To calibrate a surgical drill bit (probe tip) using 3D-2D transformation to find the rotation matrix $R$ and translation vector $t$.

Method

In order to calibrate a probe tip, there are two ways to do it.

When the tip remains stationary in a time interval $t_1$ to $t_n$.
When the tip moves around from time interval $t_1$ to $t_n$.

Calibration of stationary probe tip

Source

To find the pose components, i.e., rotation $R$ and translation $t$, of a stationary probe tip, we can use the standard equation for displacing a point using $R$ and $t$: \begin{equation} \mathbf{x}’ = R . \mathbf{x} + \mathbf{t}\nonumber \end{equation} where $\mathbf{x}'$ is the new location of the probe tip $\mathbf{x}$ after it is rotated and translated by $R$ and $t$ respectively. We note that $\mathbf{x}' = \mathbf{x}$, if the probe tip remains stationary. For time interval $[1,n]$, we can construct a system of equations as follows.

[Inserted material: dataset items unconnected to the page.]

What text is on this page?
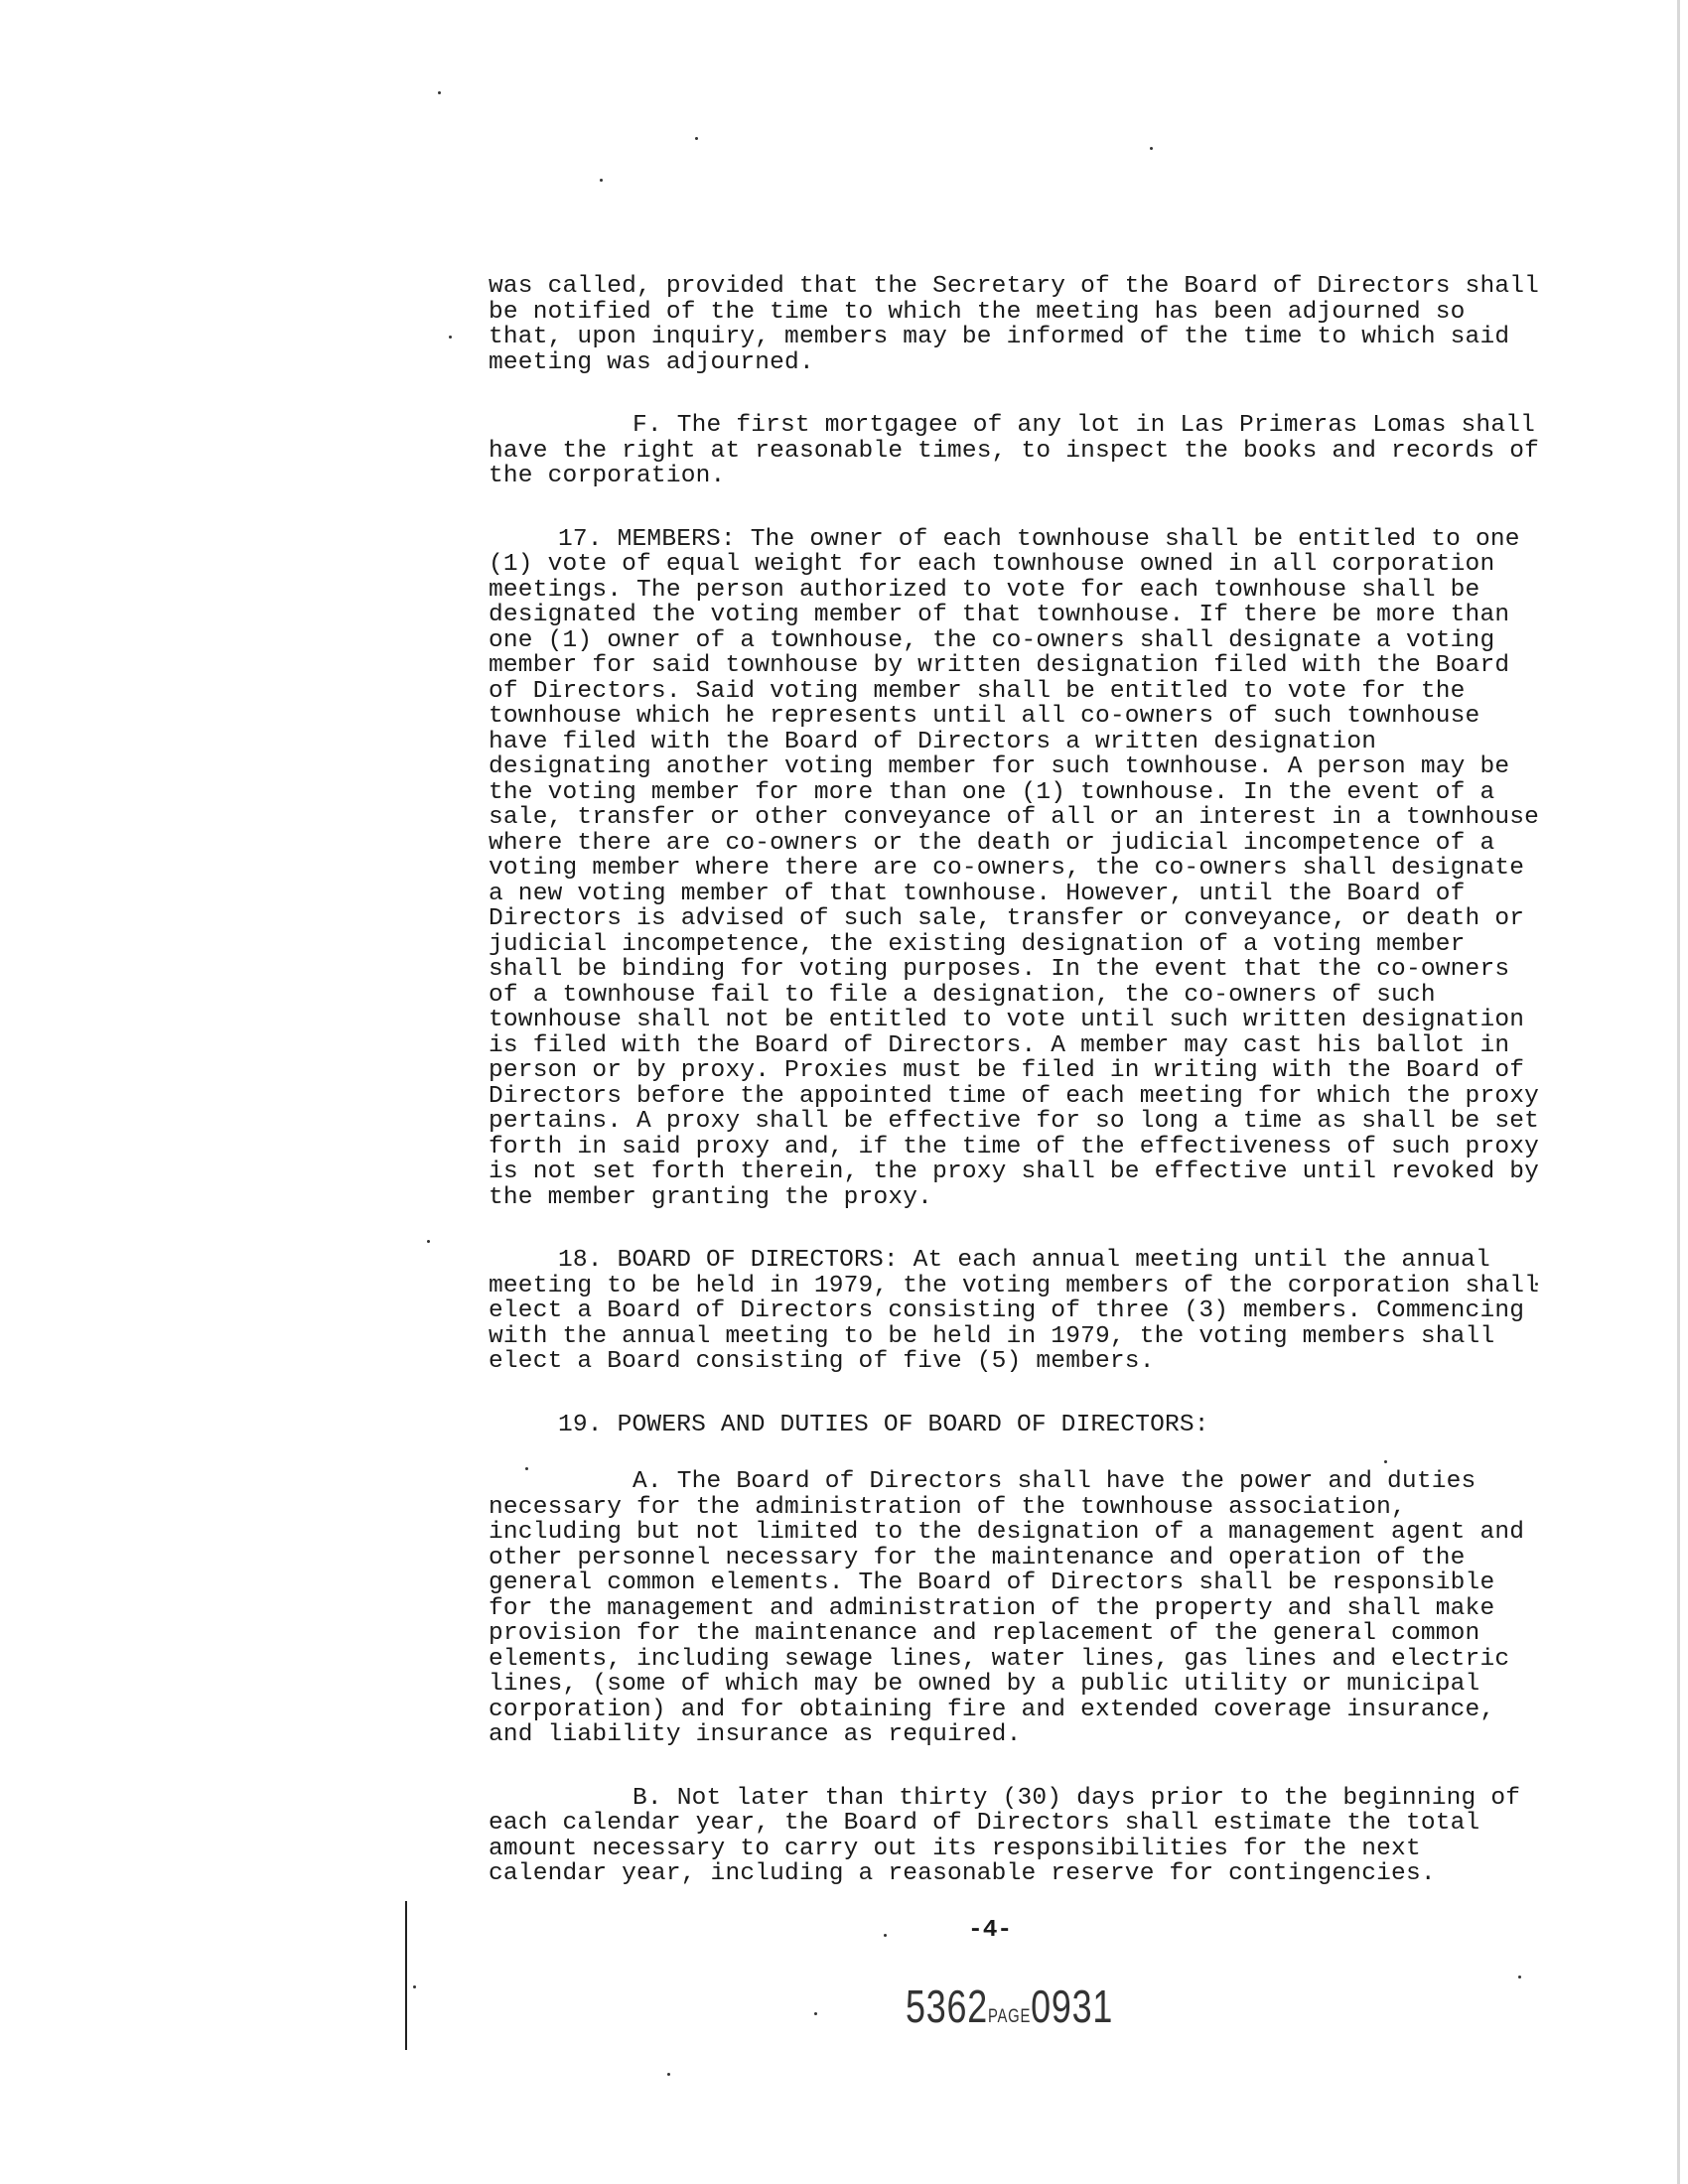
was called, provided that the Secretary of the Board of Directors shall be notified of the time to which the meeting has been adjourned so that, upon inquiry, members may be informed of the time to which said meeting was adjourned.

F. The first mortgagee of any lot in Las Primeras Lomas shall have the right at reasonable times, to inspect the books and records of the corporation.

17. MEMBERS: The owner of each townhouse shall be entitled to one (1) vote of equal weight for each townhouse owned in all corporation meetings. The person authorized to vote for each townhouse shall be designated the voting member of that townhouse. If there be more than one (1) owner of a townhouse, the co-owners shall designate a voting member for said townhouse by written designation filed with the Board of Directors. Said voting member shall be entitled to vote for the townhouse which he represents until all co-owners of such townhouse have filed with the Board of Directors a written designation designating another voting member for such townhouse. A person may be the voting member for more than one (1) townhouse. In the event of a sale, transfer or other conveyance of all or an interest in a townhouse where there are co-owners or the death or judicial incompetence of a voting member where there are co-owners, the co-owners shall designate a new voting member of that townhouse. However, until the Board of Directors is advised of such sale, transfer or conveyance, or death or judicial incompetence, the existing designation of a voting member shall be binding for voting purposes. In the event that the co-owners of a townhouse fail to file a designation, the co-owners of such townhouse shall not be entitled to vote until such written designation is filed with the Board of Directors. A member may cast his ballot in person or by proxy. Proxies must be filed in writing with the Board of Directors before the appointed time of each meeting for which the proxy pertains. A proxy shall be effective for so long a time as shall be set forth in said proxy and, if the time of the effectiveness of such proxy is not set forth therein, the proxy shall be effective until revoked by the member granting the proxy.

18. BOARD OF DIRECTORS: At each annual meeting until the annual meeting to be held in 1979, the voting members of the corporation shall elect a Board of Directors consisting of three (3) members. Commencing with the annual meeting to be held in 1979, the voting members shall elect a Board consisting of five (5) members.

19. POWERS AND DUTIES OF BOARD OF DIRECTORS:

A. The Board of Directors shall have the power and duties necessary for the administration of the townhouse association, including but not limited to the designation of a management agent and other personnel necessary for the maintenance and operation of the general common elements. The Board of Directors shall be responsible for the management and administration of the property and shall make provision for the maintenance and replacement of the general common elements, including sewage lines, water lines, gas lines and electric lines, (some of which may be owned by a public utility or municipal corporation) and for obtaining fire and extended coverage insurance, and liability insurance as required.

B. Not later than thirty (30) days prior to the beginning of each calendar year, the Board of Directors shall estimate the total amount necessary to carry out its responsibilities for the next calendar year, including a reasonable reserve for contingencies.

-4-
5362PAGE0931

$$\mathbf{x} = R_1 . \mathbf{x} + \mathbf{t}_1$$ $$\mathbf{x} = R_2 . \mathbf{x} + \mathbf{t}_2$$ $$\vdots$$ $$\mathbf{x} = R_n . \mathbf{x} + \mathbf{t}_n$$

We can write the first equation like,

$$R_1 . \mathbf{x} + \mathbf{t}_1 = R_2 . \mathbf{x} + \mathbf{t}_2$$ $$R_1 . \mathbf{x} - R_2 . \mathbf{x} = \mathbf{t}_2 - \mathbf{t}_1$$

Repeating this LHS and RHS obtained from entire time interval $[1,n]$, we can construct a matrix formulation as follows,

\begin{equation} \begin{pmatrix} R_1 & -R_{2}\newline R_1 & -R_{2}\newline \vdots & \vdots\newline R_n & -R_{n-1} \end{pmatrix} t = \begin{pmatrix} t_2 & -t_1\newline t_3 & -t_1\newline \vdots & \vdots\newline t_{n-1} & -t_n\newline \end{pmatrix}\nonumber \end{equation}

which takes the form,

$$A t = b$$

However, the matrix $A$ is non-square, i.e., it is of size $n \times 2$. Therefore, we use the Moore-Penrose pseudoinverse to find $t$ as follows,

$$t = {(A^T A)}^{-1} A^T b$$

Calibration of moving probe tip

To find the pose components, i.e., rotation R and translation t, of a moving probe tip, we perform point-based rigid registration as follows.

Compute weighted centroid $\bar{x}$ and $\bar{y}$ using points $\langle$$\bar{x}$$_i$ , $\bar{y}$$_i \rangle$.
Compute the displacement of each point using,
$$\mathbf{\tilde{x}}_i = \mathbf{x}_i - \bar{\mathbf{x}}$$ $$\mathbf{\tilde{y}}_i = \mathbf{y}_i - \bar{\mathbf{y}}$$
Compute the covariance matrix using,
$$H = \ \sum_{i}^{N} \mathbf{\tilde{x}}_i \mathbf{\tilde{y}}_i^t \ $$
Perform Singular Value Decomposition of H.

$$H = U \Lambda V $$
Obtain the rotation matrix.
$$ R = V . diag(1, 1, det(VU)) . U^t$$
Obtain the translation vector.
$$ \mathbf{t} = \mathbf{\bar{y}} - R\mathbf{\bar{x}} $$